A look at a fake edition of the Washington Post handed out around downtown D.C. on Wednesday morning.

MoveOn / Twitter

When commuters headed to work on Wednesday morning, some of them heard people shouting “Special Edition!” and passing out free copies of what appeared to be The Washington Post throughout downtown D.C.

At the top of the fold, the headline proclaims, “UNPRESIDENTED: Trump hastily departs White House, ending crisis.” Other articles on the front page discuss the global celebrations as Trump leaves office, how women took the lead in ousting the president, and how federal government workers “stepped up to shut down Trump.” The date of the newspaper? May 1, 2019.

The newspaper didn’t come from the Post at all. Indeed, it’s a painstakingly formatted recreation of the newspaper’s style, with fully written articles that function as wish fulfillment for some of the president’s opponents. It even has a digital edition and a Vimeo account in the name of the Washington Post. The account has a video called “Coffee With A Scholar,” allegedly depicting a conversation with a Georgetown professor named Reid Roberts who discusses how robots will be the slaves of the future, before he learns on camera that Trump has resigned. Georgetown does not have a professor named Reid Roberts listed on its website.

Kris Coratti, the Washington Post vice president of communications, said in the morning that that the organization was looking into it. By the evening, she had an update: “We will not tolerate others misrepresenting themselves as The Washington Post, and we are deeply concerned about the confusion it causes among readers. We are seeking to halt further improper use of our trademarks.”

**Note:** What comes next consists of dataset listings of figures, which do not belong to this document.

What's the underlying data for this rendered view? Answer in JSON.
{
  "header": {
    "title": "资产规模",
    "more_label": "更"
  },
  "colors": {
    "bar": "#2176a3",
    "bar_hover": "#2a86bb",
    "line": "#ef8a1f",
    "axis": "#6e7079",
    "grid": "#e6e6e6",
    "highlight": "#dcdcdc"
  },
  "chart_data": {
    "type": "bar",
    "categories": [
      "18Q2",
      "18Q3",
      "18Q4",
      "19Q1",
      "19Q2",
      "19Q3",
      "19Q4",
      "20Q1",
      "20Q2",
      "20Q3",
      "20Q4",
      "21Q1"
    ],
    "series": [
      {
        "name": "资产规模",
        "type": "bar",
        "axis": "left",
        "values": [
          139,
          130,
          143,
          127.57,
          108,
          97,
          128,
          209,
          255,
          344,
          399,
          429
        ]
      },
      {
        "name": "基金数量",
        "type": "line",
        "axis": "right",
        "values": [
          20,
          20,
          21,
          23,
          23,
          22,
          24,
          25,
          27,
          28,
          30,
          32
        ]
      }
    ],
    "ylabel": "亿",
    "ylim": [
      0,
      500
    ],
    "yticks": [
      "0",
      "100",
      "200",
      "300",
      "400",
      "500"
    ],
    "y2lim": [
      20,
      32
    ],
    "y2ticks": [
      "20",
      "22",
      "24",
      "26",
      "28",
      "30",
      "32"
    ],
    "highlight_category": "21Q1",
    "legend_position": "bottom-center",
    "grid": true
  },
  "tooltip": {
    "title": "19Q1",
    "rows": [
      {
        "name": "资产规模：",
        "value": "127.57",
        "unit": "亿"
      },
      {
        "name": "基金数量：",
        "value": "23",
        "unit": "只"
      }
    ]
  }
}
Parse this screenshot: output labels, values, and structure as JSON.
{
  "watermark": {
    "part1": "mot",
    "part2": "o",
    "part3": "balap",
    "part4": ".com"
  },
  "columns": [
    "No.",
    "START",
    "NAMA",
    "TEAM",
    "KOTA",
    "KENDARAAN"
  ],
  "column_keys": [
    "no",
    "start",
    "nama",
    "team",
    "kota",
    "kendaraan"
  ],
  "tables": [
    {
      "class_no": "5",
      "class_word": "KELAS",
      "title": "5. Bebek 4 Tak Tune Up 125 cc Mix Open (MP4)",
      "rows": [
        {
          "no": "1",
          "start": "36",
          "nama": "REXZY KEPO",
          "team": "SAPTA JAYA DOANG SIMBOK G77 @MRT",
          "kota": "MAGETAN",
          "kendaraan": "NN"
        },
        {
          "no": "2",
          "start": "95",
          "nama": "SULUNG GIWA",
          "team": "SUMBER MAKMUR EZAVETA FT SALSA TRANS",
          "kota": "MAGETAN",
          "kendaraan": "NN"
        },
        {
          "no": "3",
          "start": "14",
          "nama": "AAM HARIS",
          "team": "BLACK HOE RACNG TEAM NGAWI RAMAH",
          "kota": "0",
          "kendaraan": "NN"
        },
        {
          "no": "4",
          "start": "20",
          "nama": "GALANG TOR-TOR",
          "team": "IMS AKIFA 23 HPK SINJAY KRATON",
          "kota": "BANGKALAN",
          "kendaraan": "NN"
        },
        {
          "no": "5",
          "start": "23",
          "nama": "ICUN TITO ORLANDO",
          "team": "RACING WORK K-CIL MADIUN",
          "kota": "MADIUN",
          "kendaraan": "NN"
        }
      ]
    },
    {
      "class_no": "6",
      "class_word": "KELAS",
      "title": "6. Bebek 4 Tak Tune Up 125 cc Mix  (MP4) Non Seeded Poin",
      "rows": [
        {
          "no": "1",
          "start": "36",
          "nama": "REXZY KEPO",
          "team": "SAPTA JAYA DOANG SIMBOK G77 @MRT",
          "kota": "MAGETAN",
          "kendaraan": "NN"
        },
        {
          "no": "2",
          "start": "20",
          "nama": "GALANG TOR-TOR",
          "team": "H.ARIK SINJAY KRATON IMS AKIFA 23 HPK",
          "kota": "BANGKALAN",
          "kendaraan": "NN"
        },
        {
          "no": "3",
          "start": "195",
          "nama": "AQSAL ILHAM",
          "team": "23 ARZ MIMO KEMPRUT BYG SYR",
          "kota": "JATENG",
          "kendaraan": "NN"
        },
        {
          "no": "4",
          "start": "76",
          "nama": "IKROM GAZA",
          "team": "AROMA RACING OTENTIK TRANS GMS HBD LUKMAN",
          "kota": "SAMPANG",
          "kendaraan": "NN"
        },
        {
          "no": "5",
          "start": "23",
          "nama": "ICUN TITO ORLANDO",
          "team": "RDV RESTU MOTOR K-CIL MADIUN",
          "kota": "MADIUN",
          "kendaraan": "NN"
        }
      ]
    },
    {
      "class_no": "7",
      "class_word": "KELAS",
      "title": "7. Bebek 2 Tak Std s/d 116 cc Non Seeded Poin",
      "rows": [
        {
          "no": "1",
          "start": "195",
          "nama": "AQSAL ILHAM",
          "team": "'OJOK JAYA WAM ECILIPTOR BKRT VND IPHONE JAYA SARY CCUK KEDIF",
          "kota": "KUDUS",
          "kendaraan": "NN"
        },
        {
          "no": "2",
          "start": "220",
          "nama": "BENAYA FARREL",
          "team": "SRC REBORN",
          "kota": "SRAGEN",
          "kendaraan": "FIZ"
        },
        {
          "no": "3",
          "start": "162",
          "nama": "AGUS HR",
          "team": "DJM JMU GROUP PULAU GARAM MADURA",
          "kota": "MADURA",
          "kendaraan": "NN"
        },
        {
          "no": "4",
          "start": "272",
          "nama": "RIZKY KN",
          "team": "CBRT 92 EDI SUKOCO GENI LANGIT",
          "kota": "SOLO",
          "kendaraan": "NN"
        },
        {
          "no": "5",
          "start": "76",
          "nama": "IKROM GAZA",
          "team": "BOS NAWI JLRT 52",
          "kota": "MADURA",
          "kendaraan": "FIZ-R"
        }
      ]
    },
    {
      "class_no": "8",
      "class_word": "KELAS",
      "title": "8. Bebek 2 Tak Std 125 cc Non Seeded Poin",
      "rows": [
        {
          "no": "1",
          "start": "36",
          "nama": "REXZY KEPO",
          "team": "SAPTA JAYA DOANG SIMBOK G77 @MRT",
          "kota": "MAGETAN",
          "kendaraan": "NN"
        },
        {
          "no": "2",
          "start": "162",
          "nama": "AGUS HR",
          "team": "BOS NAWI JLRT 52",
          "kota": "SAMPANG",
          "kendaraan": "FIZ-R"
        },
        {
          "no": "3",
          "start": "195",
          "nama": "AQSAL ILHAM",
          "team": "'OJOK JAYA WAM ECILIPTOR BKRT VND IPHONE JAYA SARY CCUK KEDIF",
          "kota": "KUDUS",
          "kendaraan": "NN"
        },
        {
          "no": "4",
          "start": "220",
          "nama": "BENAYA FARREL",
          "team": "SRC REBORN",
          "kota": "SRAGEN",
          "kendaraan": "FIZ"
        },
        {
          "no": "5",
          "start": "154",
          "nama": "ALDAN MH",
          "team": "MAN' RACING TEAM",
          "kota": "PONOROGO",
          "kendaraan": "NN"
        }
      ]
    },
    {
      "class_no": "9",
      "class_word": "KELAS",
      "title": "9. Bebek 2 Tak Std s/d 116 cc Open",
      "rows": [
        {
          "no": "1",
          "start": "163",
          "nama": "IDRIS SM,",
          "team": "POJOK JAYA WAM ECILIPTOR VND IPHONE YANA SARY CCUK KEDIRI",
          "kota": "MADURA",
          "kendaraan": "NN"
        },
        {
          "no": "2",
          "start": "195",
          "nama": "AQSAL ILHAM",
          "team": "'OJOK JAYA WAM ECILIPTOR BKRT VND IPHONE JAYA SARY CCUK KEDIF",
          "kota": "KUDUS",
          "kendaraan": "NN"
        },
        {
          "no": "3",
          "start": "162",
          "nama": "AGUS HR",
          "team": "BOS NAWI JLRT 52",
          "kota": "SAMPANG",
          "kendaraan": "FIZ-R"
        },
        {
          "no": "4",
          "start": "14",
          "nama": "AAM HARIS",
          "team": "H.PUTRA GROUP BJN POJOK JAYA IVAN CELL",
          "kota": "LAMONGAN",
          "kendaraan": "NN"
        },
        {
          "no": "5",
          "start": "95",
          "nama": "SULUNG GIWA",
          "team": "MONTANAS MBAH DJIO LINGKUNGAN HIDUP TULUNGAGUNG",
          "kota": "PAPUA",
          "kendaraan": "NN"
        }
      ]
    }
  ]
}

The Washington Post complained to the computer provider that hosts the website, according to Andy Bichlbaum, the co-founder of the Yes Men, the “trickster activist collective,” that took responsibility for the paper alongside organizer L.A. Kaufman and author Onnesha Roychoudhuri. As of 12:45 p.m., the website was flagged as a “suspected phishing site,” and the content had been taken down. (A version has already been cached.)

Bichlbaum isn’t too concerned about a lawsuit from the Post. “We’ve been doing this for 20 years and we’ve only gotten one lawsuit,” he says. “Many complaints, but nothing has stuck.”

He also dismissed the idea that the stunt created confusion. “You would have to be pretty dense to actually take this as real news,” he says. “It’s so easily verifiable, and there’s tons of clues in it … People seem very intensely amused by it, and that’s … the main goal—that people find it funny, forward it, and the ideas in it get widely covered.”

Rather than the newspaper’s current slogan, “Democracy dies in darkness,” this ersatz version says, “Democracy awakens in action.” And the print copy of the faked newspaper comes with an action guide called “Bye-Bye: A Guide To Bringing Him Down.” It instructs readers to “Use all the tools in the activist toolbox. Be creative. Find joy and humor in the fight.”

“The story this paper tells is more reasonable than our current reality,” Roychoudhuri said in a release. “And it’s anything but far-fetched. We’re already seeing unprecedented levels of protest and resistance. Now we just need to ask ourselves: What’s next? This paper offers a blueprint to help us reclaim our democracy.”

Many Washington Post employees are less than amused by the stunt.

While progressive advocacy group MoveOn was tweeting photos of activists handing out the paper, the organization said it wasn’t responsible for producing it.

CodePink, an anti-imperialist organization that often stages visually jarring protests in D.C., had some members involved in distributing copies of the paper. CodePink posted a video of co-founder Medea Benjamin handing out the editions in the Capitol complex, to laughter from the crowd.

“Trump’s gone!” Benjamin says in the video. “It’s in the Washington Post. History is being made, and you are a part of it.”

This post has been updated with information from The Yes Men and a further statement from the Washington Post.